Minors are unusual: instead of suits, Laura introduced seasons. So we have Green/Spring/Air, Yellow/Summer/Fire, Red/Autumn/Earth, Blue/Winter/Water. To each season, instead of pips and courts, there's a system of one Tree/Ace, different for each season, and thirteen trees/pips in common for every season. While the former relate to the most important celebrations of the Celtic year opening the seasons (Samhain/Ohn, Imbolc/Ura, Beltaine/Eadha, Lammas/Ailm), the latter correspond to the 13 trees of the Celtic year and astrological system.

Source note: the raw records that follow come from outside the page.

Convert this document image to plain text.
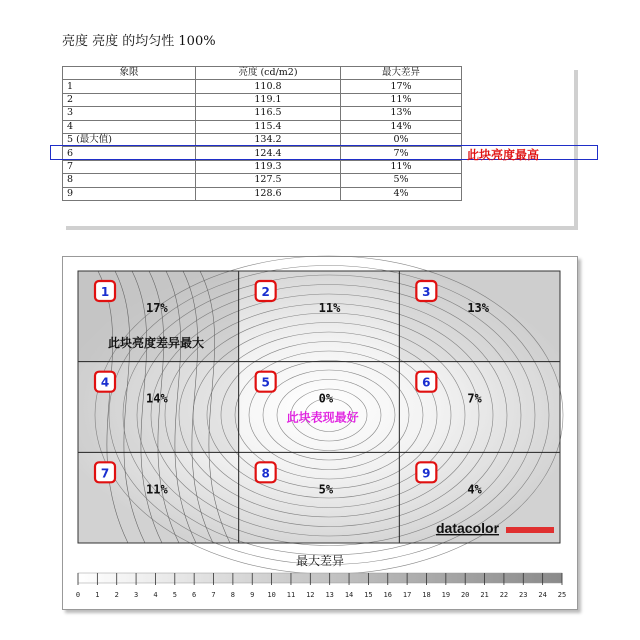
亮度 亮度 的均匀性 100%
象限	亮度 (cd/m2)	最大差异
1	110.8	17%
2	119.1	11%
3	116.5	13%
4	115.4	14%
5 (最大值)	134.2	0%
6	124.4	7%
7	119.3	11%
8	127.5	5%
9	128.6	4%
此块亮度最高
1
17%
2
11%
3
13%
4
14%
5
0%
6
7%
7
11%
8
5%
9
4%
此块亮度差异最大
此块表现最好
datacolor
最大差异
0 1 2 3 4 5 6 7 8 9 10 11 12 13 14 15 16 17 18 19 20 21 22 23 24 25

There still are numbers (even though from 23 to 78, without differentiations - almost useless) and the letters of the Gaelic alphabet corresponding to each of the 13 trees displace those questionable Astrological associations. The keywords, still present, are somewhat repetitive, dull, fairly vestigial. The pictures, instead, are beautiful and touching, including flowers, fairies, animals and all.

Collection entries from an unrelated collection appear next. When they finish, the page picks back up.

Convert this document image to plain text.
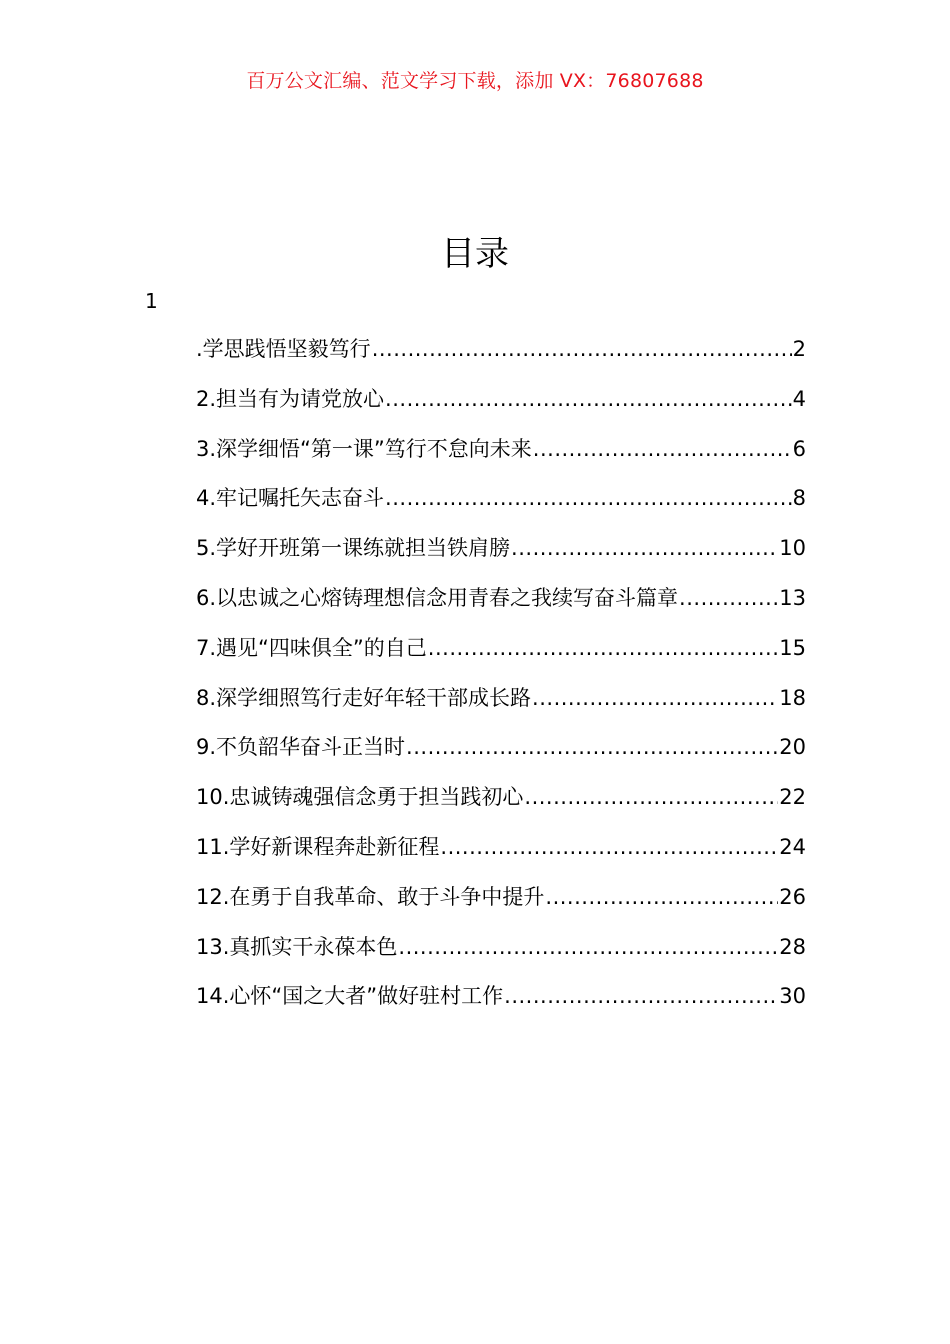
百万公文汇编、范文学习下载，添加 VX：76807688
目录
1
.学思践悟坚毅笃行 .....	2
2.担当有为请党放心 .....	4
3.深学细悟“第一课”笃行不怠向未来 .....	6
4.牢记嘱托矢志奋斗 .....	8
5.学好开班第一课练就担当铁肩膀 .....	10
6.以忠诚之心熔铸理想信念用青春之我续写奋斗篇章 .....	13
7.遇见“四味俱全”的自己 .....	15
8.深学细照笃行走好年轻干部成长路 .....	18
9.不负韶华奋斗正当时 .....	20
10.忠诚铸魂强信念勇于担当践初心 .....	22
11.学好新课程奔赴新征程 .....	24
12.在勇于自我革命、敢于斗争中提升 .....	26
13.真抓实干永葆本色 .....	28
14.心怀“国之大者”做好驻村工作 .....	30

Lastly, the "booklet": 200 page-lings of Celtic myths, stories, astrology and celebrations. It offers valuable knowledge for the celtic general part, and for the Arcana, it is a pool of Knowledge. It is really deep in the explanation of the origins, the names and the peculiarities of each God or Goddess appearing in the cards, while draws some interesting lines between the Trees and the usual meanings of Minors. But it is not very specific about divinatory meanings of the cards - it just repeats tons of keywords, worse than R-W or Marseille tradition - and this was quite upsetting: the cards are so unconventional, anyone would have expected something special for the meaning.
In conclusion, I know I will never use this deck, nor can I suggest it for readings, as the only way would be looking up at the keywords in the book, and choose one by chance - there are really hundrends! - or the use of traditional meanings, solution that might work with Majors, but not with Minors - they look all alike, and are so messy! What is more, I get constantly carried away by the pictures and absent-minded, instead of managing to build up a story or interpretation.
On the other hand, this deck is a MUST for any collector or celtic
enthusiast: the beauty of the pictures, Minors included, are just worth the
expense. After all, someone may decide to go through the translation (if you
want one, call me up!) and the learning of the keywords, and, with the help
of experience and patience, attempt a serious, conscious use of the cards
for divination as well as contemplation!